Pipet the PRP established amount of reagents into the cartridge compartments according to Fig. 3.

Place the PMQ plate and the cartridge in the instrument and start the run.

Analyze obtained pyrograms (Fig. 4) with the PMQ24 sequencing software (Qiagen).

Fig. 4

SQA pyrogram report run. Example of the pyrogram resulting from Bubaline Herpesvirus 1. Sequence read: GAGGCCGCAG CCGCCGACG.

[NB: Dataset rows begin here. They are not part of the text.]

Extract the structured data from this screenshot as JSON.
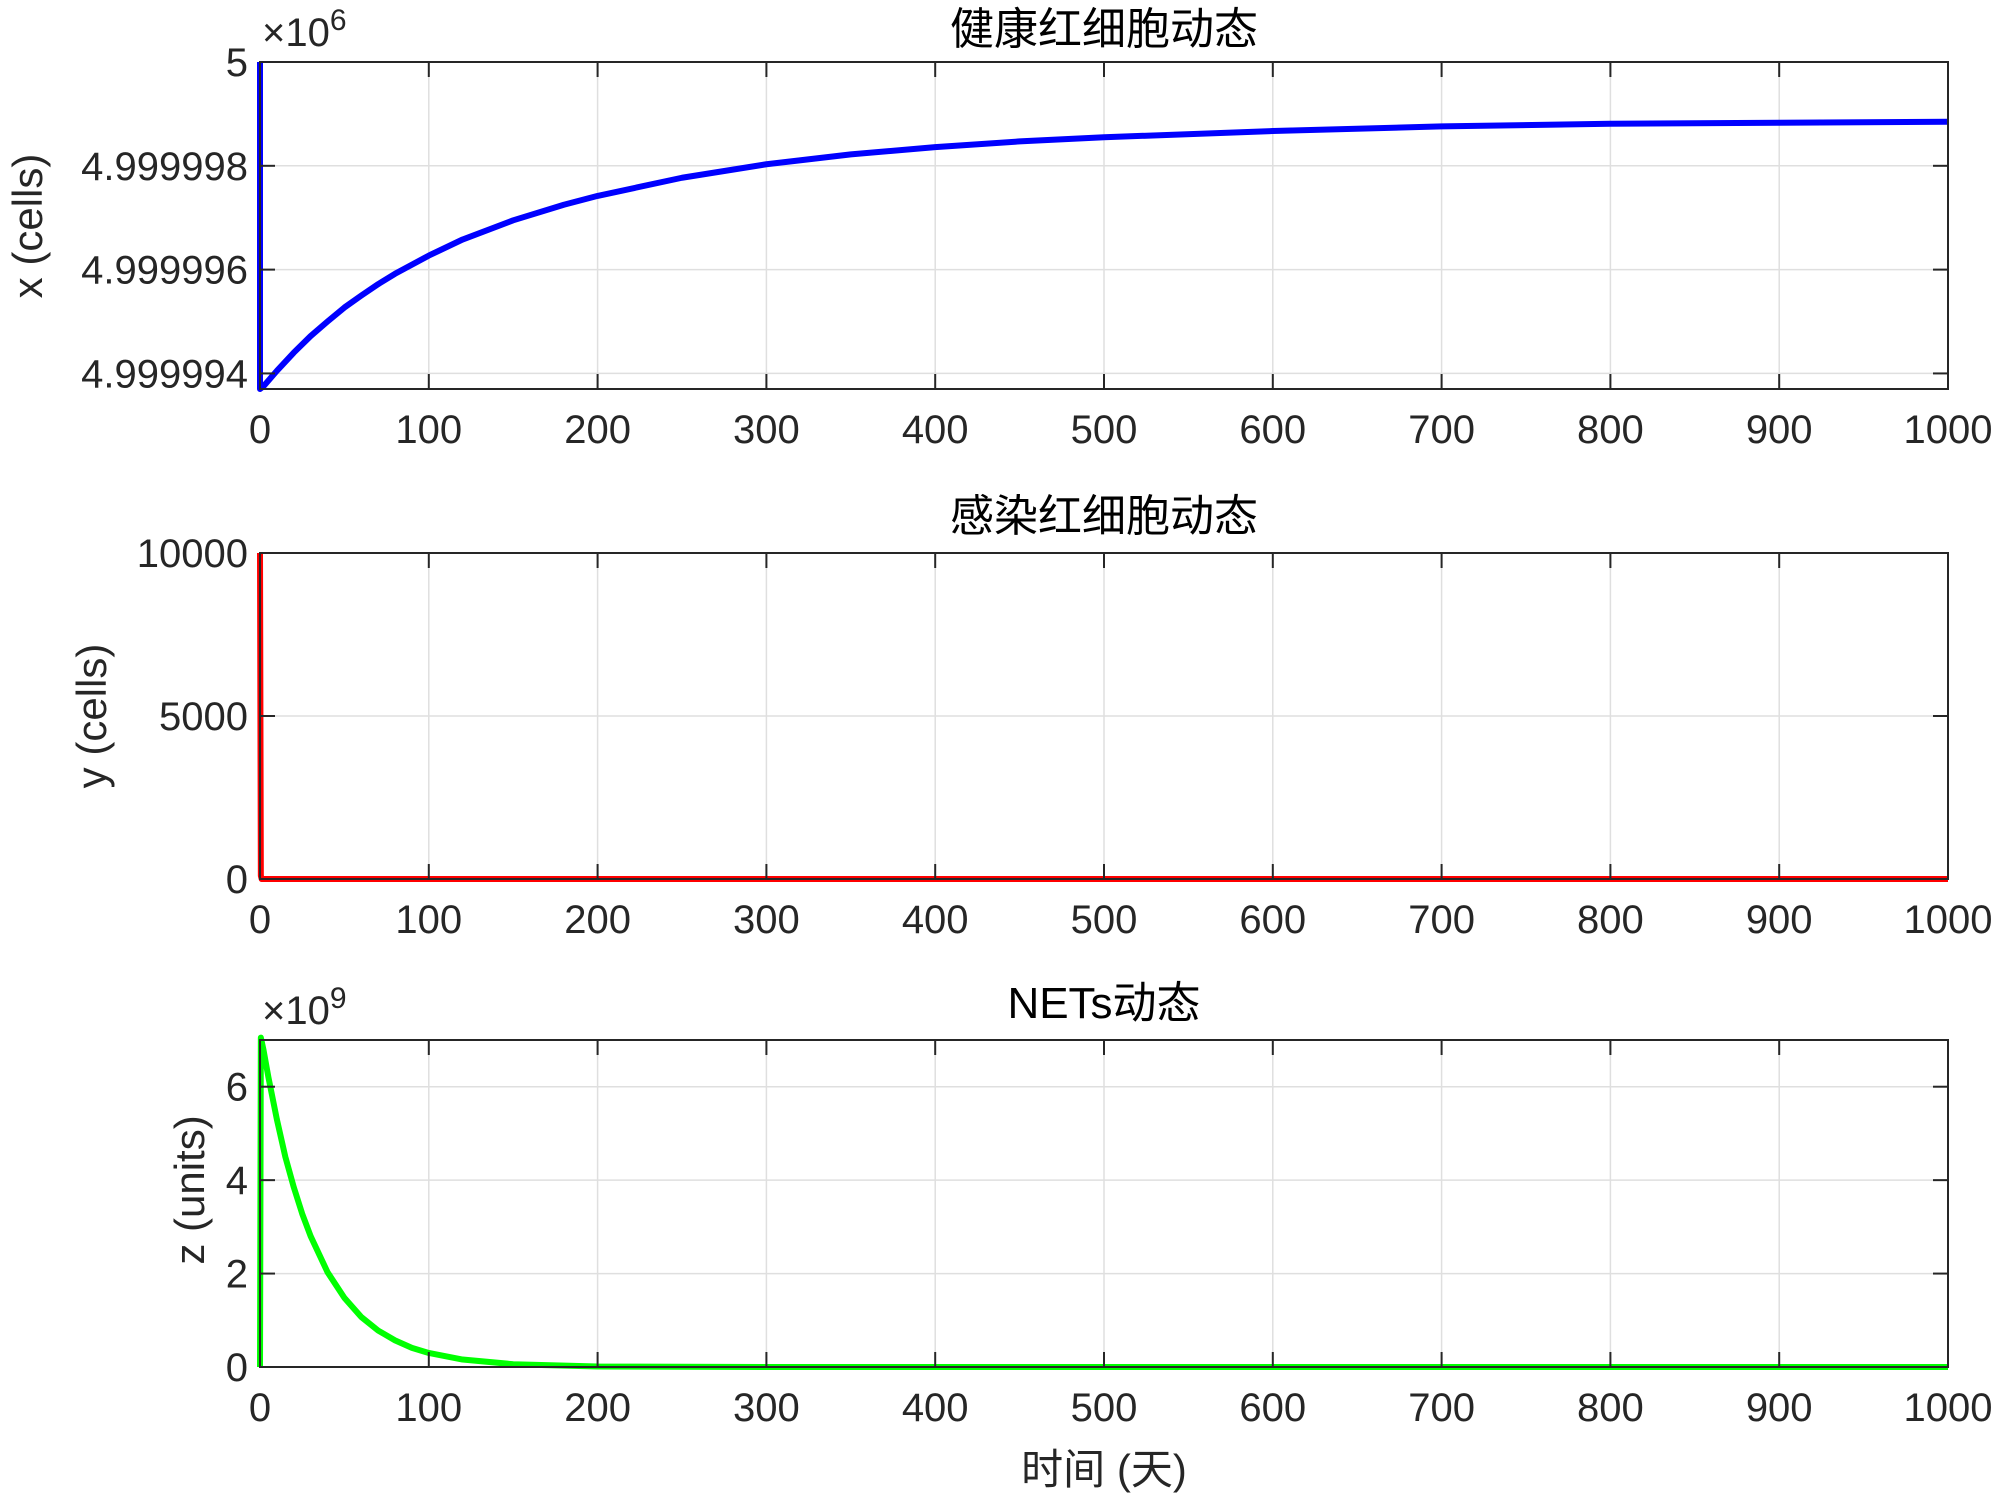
{
  "chart_data": [
    {
      "type": "line",
      "title": "健康红细胞动态",
      "xlabel": "",
      "ylabel": "x (cells)",
      "xlim": [
        0,
        1000
      ],
      "ylim": [
        4999993.7,
        5000000
      ],
      "xticks": [
        0,
        100,
        200,
        300,
        400,
        500,
        600,
        700,
        800,
        900,
        1000
      ],
      "xtick_labels": [
        "0",
        "100",
        "200",
        "300",
        "400",
        "500",
        "600",
        "700",
        "800",
        "900",
        "1000"
      ],
      "yticks": [
        4999994,
        4999996,
        4999998,
        5000000
      ],
      "ytick_labels": [
        "4.999994",
        "4.999996",
        "4.999998",
        "5"
      ],
      "exponent_label": {
        "base": "×10",
        "power": "6"
      },
      "grid": true,
      "series": [
        {
          "color": "#0000ff",
          "x": [
            0,
            0,
            2,
            10,
            20,
            30,
            40,
            50,
            60,
            70,
            80,
            100,
            120,
            150,
            180,
            200,
            250,
            300,
            350,
            400,
            450,
            500,
            600,
            700,
            800,
            900,
            1000
          ],
          "y": [
            5000000,
            4999993.7,
            4999993.75,
            4999994.05,
            4999994.4,
            4999994.72,
            4999995.0,
            4999995.27,
            4999995.5,
            4999995.72,
            4999995.92,
            4999996.27,
            4999996.58,
            4999996.95,
            4999997.25,
            4999997.42,
            4999997.77,
            4999998.03,
            4999998.22,
            4999998.36,
            4999998.47,
            4999998.55,
            4999998.67,
            4999998.76,
            4999998.81,
            4999998.83,
            4999998.85
          ]
        }
      ]
    },
    {
      "type": "line",
      "title": "感染红细胞动态",
      "xlabel": "",
      "ylabel": "y (cells)",
      "xlim": [
        0,
        1000
      ],
      "ylim": [
        0,
        10000
      ],
      "xticks": [
        0,
        100,
        200,
        300,
        400,
        500,
        600,
        700,
        800,
        900,
        1000
      ],
      "xtick_labels": [
        "0",
        "100",
        "200",
        "300",
        "400",
        "500",
        "600",
        "700",
        "800",
        "900",
        "1000"
      ],
      "yticks": [
        0,
        5000,
        10000
      ],
      "ytick_labels": [
        "0",
        "5000",
        "10000"
      ],
      "grid": true,
      "series": [
        {
          "color": "#ff0000",
          "x": [
            0,
            0.5,
            1,
            1000
          ],
          "y": [
            10000,
            100,
            0,
            0
          ]
        }
      ]
    },
    {
      "type": "line",
      "title": "NETs动态",
      "xlabel": "时间 (天)",
      "ylabel": "z (units)",
      "xlim": [
        0,
        1000
      ],
      "ylim": [
        0,
        7
      ],
      "xticks": [
        0,
        100,
        200,
        300,
        400,
        500,
        600,
        700,
        800,
        900,
        1000
      ],
      "xtick_labels": [
        "0",
        "100",
        "200",
        "300",
        "400",
        "500",
        "600",
        "700",
        "800",
        "900",
        "1000"
      ],
      "yticks": [
        0,
        2,
        4,
        6
      ],
      "ytick_labels": [
        "0",
        "2",
        "4",
        "6"
      ],
      "exponent_label": {
        "base": "×10",
        "power": "9"
      },
      "grid": true,
      "series": [
        {
          "color": "#00ff00",
          "x": [
            0,
            0.5,
            2,
            5,
            10,
            15,
            20,
            25,
            30,
            40,
            50,
            60,
            70,
            80,
            90,
            100,
            120,
            150,
            200,
            300,
            500,
            1000
          ],
          "y": [
            0,
            7.05,
            6.8,
            6.2,
            5.3,
            4.5,
            3.85,
            3.28,
            2.8,
            2.03,
            1.48,
            1.07,
            0.78,
            0.57,
            0.41,
            0.3,
            0.16,
            0.06,
            0.01,
            0,
            0,
            0
          ]
        }
      ]
    }
  ]
}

Classify the herpesvirus comparing the sequence obtained to those expected for each strain. Note: The lists of materials include only non standard items. General materials like microcentrifuge tubes, or PBS are assumed to be available. For PCR and pyrosequencing steps it is recommended to use only PCR clean disposable items.

Additional information

Background

The PyroMark Q24 system uses pyrosequencing technology for real-time, sequence-based detection of sequence variants, being able to analyze segments of DNA up to 100 nucleotides in length [3], [4]. Pyrosequencing technique has already been successfully employed for the typing of herpes simplex virus types 1 and 2 [3], as well as human papillomavirus [5]. During Pyrosequencing reaction the sequencing primer is extended to provide the sequence of the template DNA. Nucleotides are added one at a time in a predefined order. The first nucleotide is added and if it is complementary to the base in the template strand it will be incorporated into the elongating DNA strand by DNA polymerase. The incorporation is accompanied by release of pyrophosphate (PPi). PPi is converted to ATP by ATP sulfurylase, in the presence of adenosine 5′ phosphosulfate. This reaction catalyses the conversion of luciferin to oxyluciferin by luciferase, with the emission of visible light that is recorded by a LCC camera. The complementary sequence is built up and each nucleotide incorporation generates light seen as a peak in the Pyrogram. The sequence is determined, at the end of the run, from the peaks in the Pyrogram.